The platform, ThreatOptics, collects event logs and alerts from multiple network security platforms, analyzes those events and remediates threats by making
The product collects events logs from security products from FireEye, HP ArcSight, Palo Alto Networks and IBM QRadar. It analyzes that data and combines and correlates it with external information from NetCitadel for additional context. Once it has determined that an event is an actual threat and not a false alarm, it can write changes to security infrastructure and -- if security engineers have authorized it to do so -- execute those changes on a variety of security products from Cisco, Juniper Networks, Palo Alto Networks, Check Point Software Technologies, Blue Coat Systems and Fortinet.
"They're trying to speed up threat response by adding additional automation and information-gathering and response tools," said David Monahan, research director at Boulder, Colo.-based Enterprise Management Associates.
Security threat assessment and response is noisy and time-consuming
Threat response is typically a long process for network security pros. They receive alerts from multiple systems, most of which are false positives. Then they must dig through them and look for correlations and patterns that point to an actual vulnerability that they can respond to.
"You get flooded from all the different event alerts occurring from your edge devices all the way into your end-user computing devices," said Kevin Moore, director of IT at Fenwick & West LLP, a Mountain View, Calif.-based technology and life sciences law firm that has beta-tested NetCitadel's product. Moore said his team often struggles to weed out false positives from his FireEye appliances, Symantec Web Gateways, Palo Alto firewalls and Cisco ASAs with IPS modules. Tracking down an infected end-user device that's causing those alerts can take hours or days, he said.
"Going to each of these [security appliances] and going through their logs of events that are occurring or responding to email alerts sent to you by all those devices is time-consuming," Moore said. "We're trying not to respond to all of them because you don't have enough hours in the day to do that. So you try to figure out which ones are the most important through triage, which, in today's environment with targeted attacks, isn't always the best method of operation."
In his beta test of ThreatOptics, Moore and his team have been able to consolidate network security operations by using the appliance's console as a single pane of glass that correlates events and logs from all his other security appliances. He's also enabled it to write rule changes to the firm's Cisco firewalls to remediate problems.
"Let's say it can see command and control traffic going to an IP address that I know is in Eastern Europe or China," Moore said. NetCitadel can automatically write a change to his Cisco firewall to block egress traffic to that IP address, he said. That rule change gives his service desk time to clean up or reimage the infected desktops that are sending that traffic.

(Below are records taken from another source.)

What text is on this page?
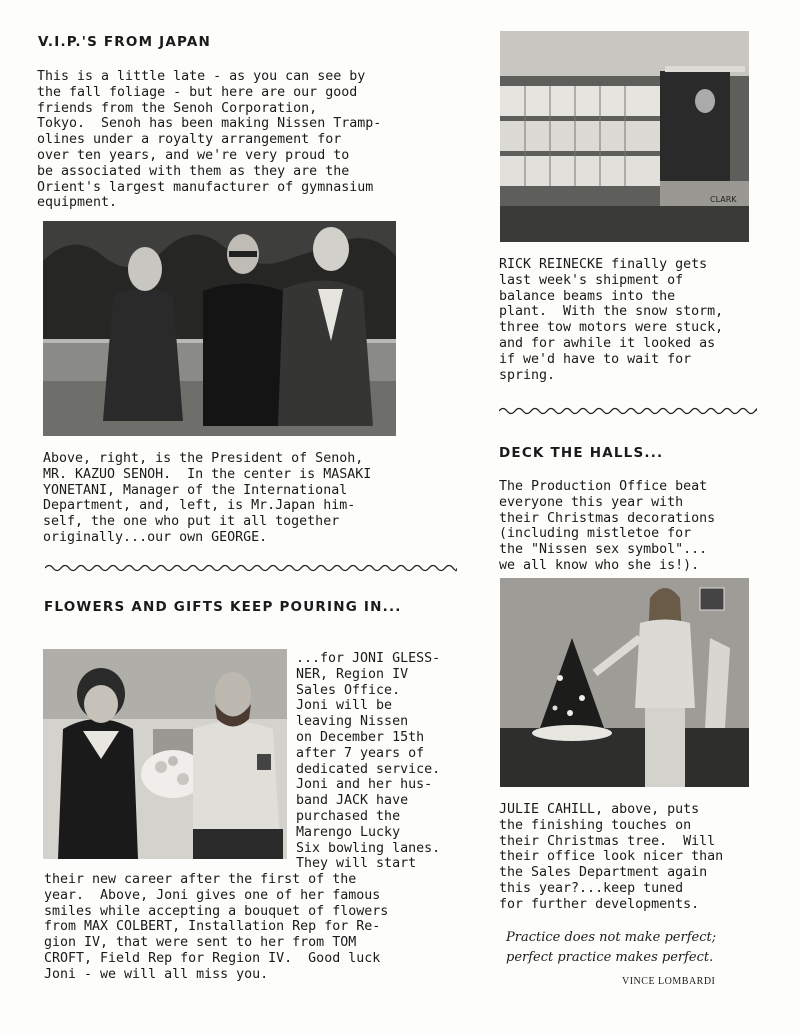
V.I.P.'S FROM JAPAN

This is a little late - as you can see by

the fall foliage - but here are our good

friends from the Senoh Corporation,

Tokyo.  Senoh has been making Nissen Tramp-

olines under a royalty arrangement for

over ten years, and we're very proud to

be associated with them as they are the

Orient's largest manufacturer of gymnasium

equipment.

Above, right, is the President of Senoh,

MR. KAZUO SENOH.  In the center is MASAKI

YONETANI, Manager of the International

Department, and, left, is Mr.Japan him-

self, the one who put it all together

originally...our own GEORGE.

FLOWERS AND GIFTS KEEP POURING IN...

...for JONI GLESS-

NER, Region IV

Sales Office.

Joni will be

leaving Nissen

on December 15th

after 7 years of

dedicated service.

Joni and her hus-

band JACK have

purchased the

Marengo Lucky

Six bowling lanes.

They will start

their new career after the first of the

year.  Above, Joni gives one of her famous

smiles while accepting a bouquet of flowers

from MAX COLBERT, Installation Rep for Re-

gion IV, that were sent to her from TOM

CROFT, Field Rep for Region IV.  Good luck

Joni - we will all miss you.

CLARK

RICK REINECKE finally gets

last week's shipment of

balance beams into the

plant.  With the snow storm,

three tow motors were stuck,

and for awhile it looked as

if we'd have to wait for

spring.

DECK THE HALLS...

The Production Office beat

everyone this year with

their Christmas decorations

(including mistletoe for

the "Nissen sex symbol"...

we all know who she is!).

JULIE CAHILL, above, puts

the finishing touches on

their Christmas tree.  Will

their office look nicer than

the Sales Department again

this year?...keep tuned

for further developments.

Practice does not make perfect;

perfect practice makes perfect.

VINCE LOMBARDI
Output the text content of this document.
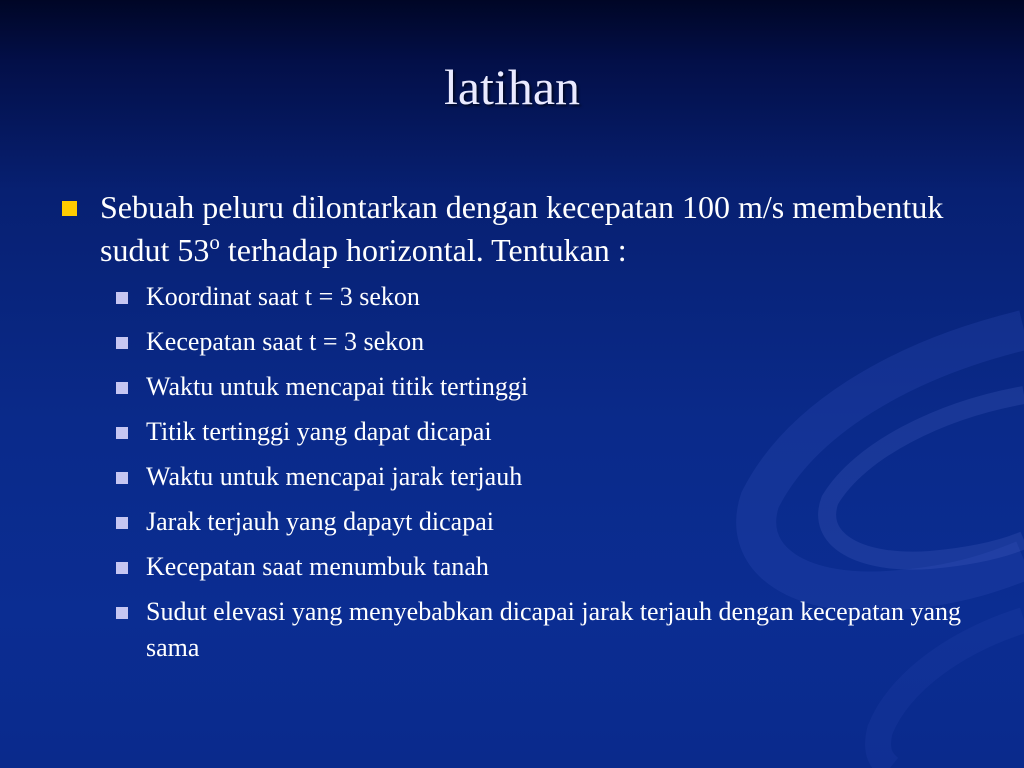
latihan
Sebuah peluru dilontarkan dengan kecepatan 100 m/s membentuk sudut 53$^o$ terhadap horizontal. Tentukan :
Koordinat saat t = 3 sekon
Kecepatan saat t = 3 sekon
Waktu untuk mencapai titik tertinggi
Titik tertinggi yang dapat dicapai
Waktu untuk mencapai jarak terjauh
Jarak terjauh yang dapayt dicapai
Kecepatan saat menumbuk tanah
Sudut elevasi yang menyebabkan dicapai jarak terjauh dengan kecepatan yang sama
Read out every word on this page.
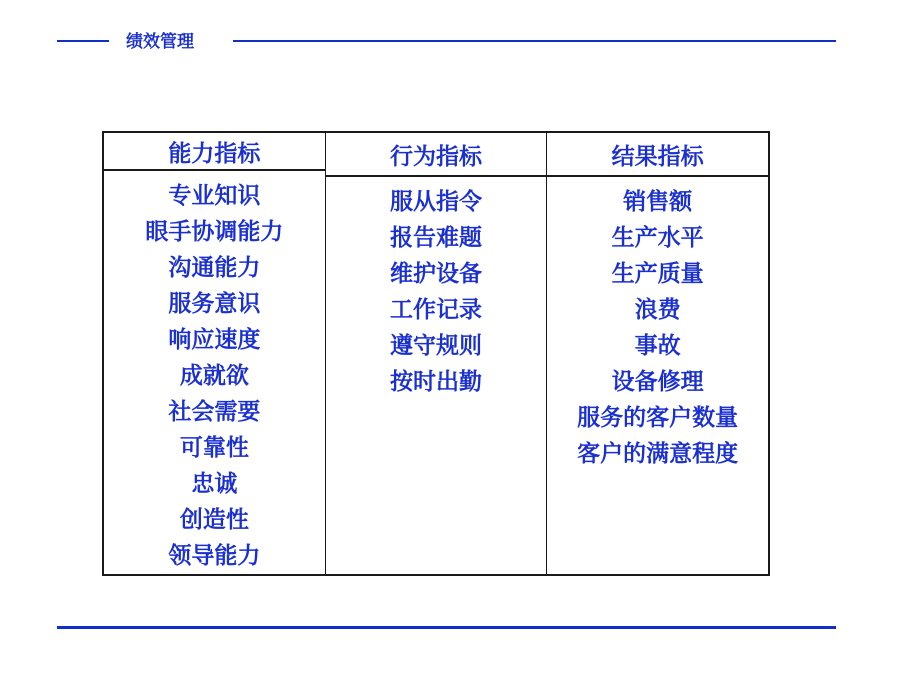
绩效管理
能力指标
专业知识
眼手协调能力
沟通能力
服务意识
响应速度
成就欲
社会需要
可靠性
忠诚
创造性
领导能力
行为指标
服从指令
报告难题
维护设备
工作记录
遵守规则
按时出勤
结果指标
销售额
生产水平
生产质量
浪费
事故
设备修理
服务的客户数量
客户的满意程度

Security threat assessment and response: Balancing resources
Threat response remains a challenge for many enterprises, and vendors are attacking the problem from multiple directions, according to Lawrence Orans, research director at Stamford, Conn.-based Gartner Inc. "You're seeing more money being funneled into incident response. [Many] are doing it from the endpoint perspective, and here's a vendor [NetCitadel] that's doing it from the network perspective." Both camps are competing for the same budget, he said.
NetCitadel will appeal to enterprises that have a shortage of security engineers, particularly smaller companies, Monahan said. "Buying one of these is cheaper than hiring security guys," he said. "The smaller the security staff, the more automation you need."